Every individual... neither intends to promote the public interest, nor knows how much he is promoting it... he intends only his own security; and by directing that industry in such a manner as its produce may be of the greatest value, he intends only his own gain, and he is in this, as in many other cases, led by an invisible hand to promote an end which was no part of his intention. ---End quotations
Smith goes on to argue that intentional intervention by government regulation, although intended to protect the common good or benefit society as a whole, in practice is usually less effective and beneficial than is a freely operating market. In many cases, it is actually harmful to the people in general, because it denies them the benefits of the free market. This is especially true if the intervention produces a sort of political feeding frenzy of political favor to special interests.
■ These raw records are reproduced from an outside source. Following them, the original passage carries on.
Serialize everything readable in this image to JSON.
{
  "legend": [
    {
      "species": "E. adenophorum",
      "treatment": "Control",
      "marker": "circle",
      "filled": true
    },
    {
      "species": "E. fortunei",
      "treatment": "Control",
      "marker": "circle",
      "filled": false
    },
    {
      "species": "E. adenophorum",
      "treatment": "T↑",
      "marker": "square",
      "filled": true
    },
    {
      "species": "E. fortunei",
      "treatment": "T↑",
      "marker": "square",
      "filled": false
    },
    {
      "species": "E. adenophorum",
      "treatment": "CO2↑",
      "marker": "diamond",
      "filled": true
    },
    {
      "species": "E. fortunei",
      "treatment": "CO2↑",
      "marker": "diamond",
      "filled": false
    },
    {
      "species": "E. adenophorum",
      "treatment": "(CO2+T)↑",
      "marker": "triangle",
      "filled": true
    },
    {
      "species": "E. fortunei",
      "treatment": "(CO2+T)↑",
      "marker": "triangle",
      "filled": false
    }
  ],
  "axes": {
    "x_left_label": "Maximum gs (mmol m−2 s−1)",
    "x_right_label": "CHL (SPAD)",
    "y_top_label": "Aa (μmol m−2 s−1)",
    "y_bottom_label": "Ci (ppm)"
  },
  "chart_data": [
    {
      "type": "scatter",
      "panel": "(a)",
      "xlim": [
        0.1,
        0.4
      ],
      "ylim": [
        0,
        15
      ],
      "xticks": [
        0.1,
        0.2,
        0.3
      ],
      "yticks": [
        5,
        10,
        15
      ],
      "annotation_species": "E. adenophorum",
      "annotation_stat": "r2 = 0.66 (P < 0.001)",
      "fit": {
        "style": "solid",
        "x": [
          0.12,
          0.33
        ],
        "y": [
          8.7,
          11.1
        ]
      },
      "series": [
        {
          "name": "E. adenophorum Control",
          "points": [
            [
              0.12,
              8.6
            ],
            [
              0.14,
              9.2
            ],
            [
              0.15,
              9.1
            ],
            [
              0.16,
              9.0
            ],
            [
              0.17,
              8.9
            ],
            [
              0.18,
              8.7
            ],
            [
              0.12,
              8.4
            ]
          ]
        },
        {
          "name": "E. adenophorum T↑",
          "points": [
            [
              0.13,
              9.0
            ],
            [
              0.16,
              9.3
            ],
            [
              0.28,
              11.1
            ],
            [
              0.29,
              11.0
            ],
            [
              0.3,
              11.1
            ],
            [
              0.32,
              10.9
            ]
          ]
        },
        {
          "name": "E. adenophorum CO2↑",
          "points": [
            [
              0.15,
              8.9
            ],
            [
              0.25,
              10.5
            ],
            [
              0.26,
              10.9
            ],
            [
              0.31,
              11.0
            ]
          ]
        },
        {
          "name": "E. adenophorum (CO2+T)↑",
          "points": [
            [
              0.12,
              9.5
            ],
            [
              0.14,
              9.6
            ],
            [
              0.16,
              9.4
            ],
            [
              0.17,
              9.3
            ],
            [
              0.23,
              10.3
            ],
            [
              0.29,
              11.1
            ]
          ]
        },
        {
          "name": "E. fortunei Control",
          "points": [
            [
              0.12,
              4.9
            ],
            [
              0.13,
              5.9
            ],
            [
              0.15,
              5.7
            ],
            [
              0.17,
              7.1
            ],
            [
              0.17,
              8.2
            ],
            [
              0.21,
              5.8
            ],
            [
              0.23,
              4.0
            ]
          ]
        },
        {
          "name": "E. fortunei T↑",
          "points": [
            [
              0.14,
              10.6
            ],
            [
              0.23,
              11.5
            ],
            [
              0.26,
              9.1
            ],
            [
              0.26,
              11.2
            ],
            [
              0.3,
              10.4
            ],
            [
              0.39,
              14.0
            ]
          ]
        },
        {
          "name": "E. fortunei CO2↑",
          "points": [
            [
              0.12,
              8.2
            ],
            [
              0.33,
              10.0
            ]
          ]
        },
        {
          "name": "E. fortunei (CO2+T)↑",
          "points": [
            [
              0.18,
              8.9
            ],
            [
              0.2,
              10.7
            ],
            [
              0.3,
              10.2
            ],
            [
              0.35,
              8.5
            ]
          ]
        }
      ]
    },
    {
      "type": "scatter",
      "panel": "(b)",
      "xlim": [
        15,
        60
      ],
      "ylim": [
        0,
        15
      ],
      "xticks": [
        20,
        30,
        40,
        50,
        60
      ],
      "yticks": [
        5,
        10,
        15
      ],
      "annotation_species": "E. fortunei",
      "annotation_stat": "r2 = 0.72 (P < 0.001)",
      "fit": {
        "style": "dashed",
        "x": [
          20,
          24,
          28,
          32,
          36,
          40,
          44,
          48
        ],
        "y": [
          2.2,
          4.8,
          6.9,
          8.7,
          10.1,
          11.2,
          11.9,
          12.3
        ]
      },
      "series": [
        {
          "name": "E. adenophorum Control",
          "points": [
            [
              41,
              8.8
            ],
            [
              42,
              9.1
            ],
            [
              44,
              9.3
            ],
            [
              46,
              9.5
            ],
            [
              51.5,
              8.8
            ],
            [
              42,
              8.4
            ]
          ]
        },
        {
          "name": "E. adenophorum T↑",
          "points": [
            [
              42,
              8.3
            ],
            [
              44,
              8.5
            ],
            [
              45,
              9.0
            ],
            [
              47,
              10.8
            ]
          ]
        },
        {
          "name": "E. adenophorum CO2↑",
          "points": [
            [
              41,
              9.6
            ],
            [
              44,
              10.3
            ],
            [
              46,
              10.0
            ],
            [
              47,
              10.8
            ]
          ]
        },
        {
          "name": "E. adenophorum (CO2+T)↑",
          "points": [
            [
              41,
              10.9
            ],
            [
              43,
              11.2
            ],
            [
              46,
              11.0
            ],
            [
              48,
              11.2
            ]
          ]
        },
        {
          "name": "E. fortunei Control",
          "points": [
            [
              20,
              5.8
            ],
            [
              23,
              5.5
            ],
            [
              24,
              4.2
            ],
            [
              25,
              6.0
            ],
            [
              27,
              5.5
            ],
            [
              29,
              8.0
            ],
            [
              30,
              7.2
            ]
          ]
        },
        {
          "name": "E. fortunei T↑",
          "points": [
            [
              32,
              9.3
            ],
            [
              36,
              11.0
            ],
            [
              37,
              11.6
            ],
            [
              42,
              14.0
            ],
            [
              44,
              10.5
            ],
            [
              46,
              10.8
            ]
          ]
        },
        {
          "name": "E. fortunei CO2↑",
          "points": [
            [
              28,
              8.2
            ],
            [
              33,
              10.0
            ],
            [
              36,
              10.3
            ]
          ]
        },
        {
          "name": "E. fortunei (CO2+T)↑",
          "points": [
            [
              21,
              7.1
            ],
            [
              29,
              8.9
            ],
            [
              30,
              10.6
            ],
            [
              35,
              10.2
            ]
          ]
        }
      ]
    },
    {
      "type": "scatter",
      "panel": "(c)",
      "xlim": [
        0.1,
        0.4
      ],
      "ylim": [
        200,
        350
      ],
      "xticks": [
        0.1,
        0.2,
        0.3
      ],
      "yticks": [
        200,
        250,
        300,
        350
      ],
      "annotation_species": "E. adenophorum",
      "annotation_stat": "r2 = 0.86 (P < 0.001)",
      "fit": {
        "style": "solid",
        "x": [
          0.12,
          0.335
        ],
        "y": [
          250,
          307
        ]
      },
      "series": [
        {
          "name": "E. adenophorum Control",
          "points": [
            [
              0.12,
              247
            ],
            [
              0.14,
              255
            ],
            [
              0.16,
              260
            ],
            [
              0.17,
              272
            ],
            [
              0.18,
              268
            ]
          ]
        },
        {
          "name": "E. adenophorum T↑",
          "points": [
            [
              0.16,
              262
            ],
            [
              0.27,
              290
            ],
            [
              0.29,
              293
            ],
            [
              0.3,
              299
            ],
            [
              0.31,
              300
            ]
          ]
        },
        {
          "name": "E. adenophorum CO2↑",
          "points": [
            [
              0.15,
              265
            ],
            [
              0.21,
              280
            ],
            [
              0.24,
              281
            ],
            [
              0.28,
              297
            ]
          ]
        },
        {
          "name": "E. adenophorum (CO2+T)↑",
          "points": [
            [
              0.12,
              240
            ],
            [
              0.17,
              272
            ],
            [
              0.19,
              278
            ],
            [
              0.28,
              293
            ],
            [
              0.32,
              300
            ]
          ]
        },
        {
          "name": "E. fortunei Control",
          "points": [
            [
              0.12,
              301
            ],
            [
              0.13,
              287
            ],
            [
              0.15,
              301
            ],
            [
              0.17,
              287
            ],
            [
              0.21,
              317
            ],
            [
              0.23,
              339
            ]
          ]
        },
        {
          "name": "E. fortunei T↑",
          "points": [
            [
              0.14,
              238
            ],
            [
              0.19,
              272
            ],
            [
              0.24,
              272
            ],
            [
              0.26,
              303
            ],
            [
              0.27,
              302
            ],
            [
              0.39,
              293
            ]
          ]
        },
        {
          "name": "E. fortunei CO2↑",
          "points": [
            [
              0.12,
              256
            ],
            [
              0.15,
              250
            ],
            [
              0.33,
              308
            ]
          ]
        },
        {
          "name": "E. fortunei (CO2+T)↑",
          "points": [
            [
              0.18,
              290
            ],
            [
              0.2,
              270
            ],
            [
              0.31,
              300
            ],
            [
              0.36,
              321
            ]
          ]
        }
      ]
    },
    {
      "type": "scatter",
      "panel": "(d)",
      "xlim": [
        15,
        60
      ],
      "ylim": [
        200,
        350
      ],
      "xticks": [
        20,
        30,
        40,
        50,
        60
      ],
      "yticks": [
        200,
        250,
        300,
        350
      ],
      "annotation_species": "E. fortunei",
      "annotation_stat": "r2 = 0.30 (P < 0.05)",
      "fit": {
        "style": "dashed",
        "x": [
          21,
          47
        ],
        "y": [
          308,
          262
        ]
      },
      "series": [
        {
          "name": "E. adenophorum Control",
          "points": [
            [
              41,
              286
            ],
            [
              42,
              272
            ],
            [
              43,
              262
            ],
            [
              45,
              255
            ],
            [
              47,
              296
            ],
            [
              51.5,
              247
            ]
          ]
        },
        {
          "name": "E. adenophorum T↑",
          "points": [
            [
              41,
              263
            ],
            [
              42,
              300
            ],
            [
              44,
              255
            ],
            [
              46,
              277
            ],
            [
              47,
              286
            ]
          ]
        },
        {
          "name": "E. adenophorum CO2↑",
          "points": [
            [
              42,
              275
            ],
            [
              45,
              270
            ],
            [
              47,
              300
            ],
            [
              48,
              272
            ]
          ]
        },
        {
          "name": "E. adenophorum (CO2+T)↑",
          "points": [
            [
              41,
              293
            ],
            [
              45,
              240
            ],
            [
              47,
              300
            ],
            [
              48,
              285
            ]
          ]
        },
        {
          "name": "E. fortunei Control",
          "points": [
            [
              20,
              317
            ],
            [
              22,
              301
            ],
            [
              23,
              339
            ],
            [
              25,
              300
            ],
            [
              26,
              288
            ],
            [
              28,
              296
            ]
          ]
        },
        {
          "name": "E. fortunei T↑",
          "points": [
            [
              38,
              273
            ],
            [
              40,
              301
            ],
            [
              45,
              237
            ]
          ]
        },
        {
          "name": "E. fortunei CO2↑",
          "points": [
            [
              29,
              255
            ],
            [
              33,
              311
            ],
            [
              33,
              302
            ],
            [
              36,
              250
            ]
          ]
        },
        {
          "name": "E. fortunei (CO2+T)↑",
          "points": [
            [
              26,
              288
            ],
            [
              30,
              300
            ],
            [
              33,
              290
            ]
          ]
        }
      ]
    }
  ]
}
The general prosperity and economic growth resulting from expanded international trade is part of the evidence for Smith thesis. However, though it is plausible to believe that something like Smith's “invisible hand” provides for the public good by way of growing prosperity in the initial stages of economic growth, it is considerably less plausible that liberalization and expanding markets or expansion of international trade will always produce a public good commensurate with the harm they cause.
This is not a purely economic argument. Instead it suggests a political evaluation. Economic expansions are also known to produce considerable economic dislocations, people go unemployed and entire industries wander away; not all participants benefit equally.
More basically, by shifting and creating wealth both within and between political societies, extensive economic expansions also cause political dislocations that require political adjustments.
The basic problem is that the shifts in economic interests brought about by rapid and extensive economic expansions proceed much more quickly than the slow and laborious, deliberative and political processes required for making needed adjustments and introducing regulations as may be required --to meliorate untoward effects.
In consequence, political societies tend to be thrown into deep political problems and conflicts tending toward factional infighting, in the attempt to control the political process in the interest of various, older or newly established economic interests. The continued pursuit of self-interest then produces something like “crony capitalism” (an age of the “robber-barons”) and social-political strife; and, at the worst, the result is uncontrolled conflict both within and between organized political societies.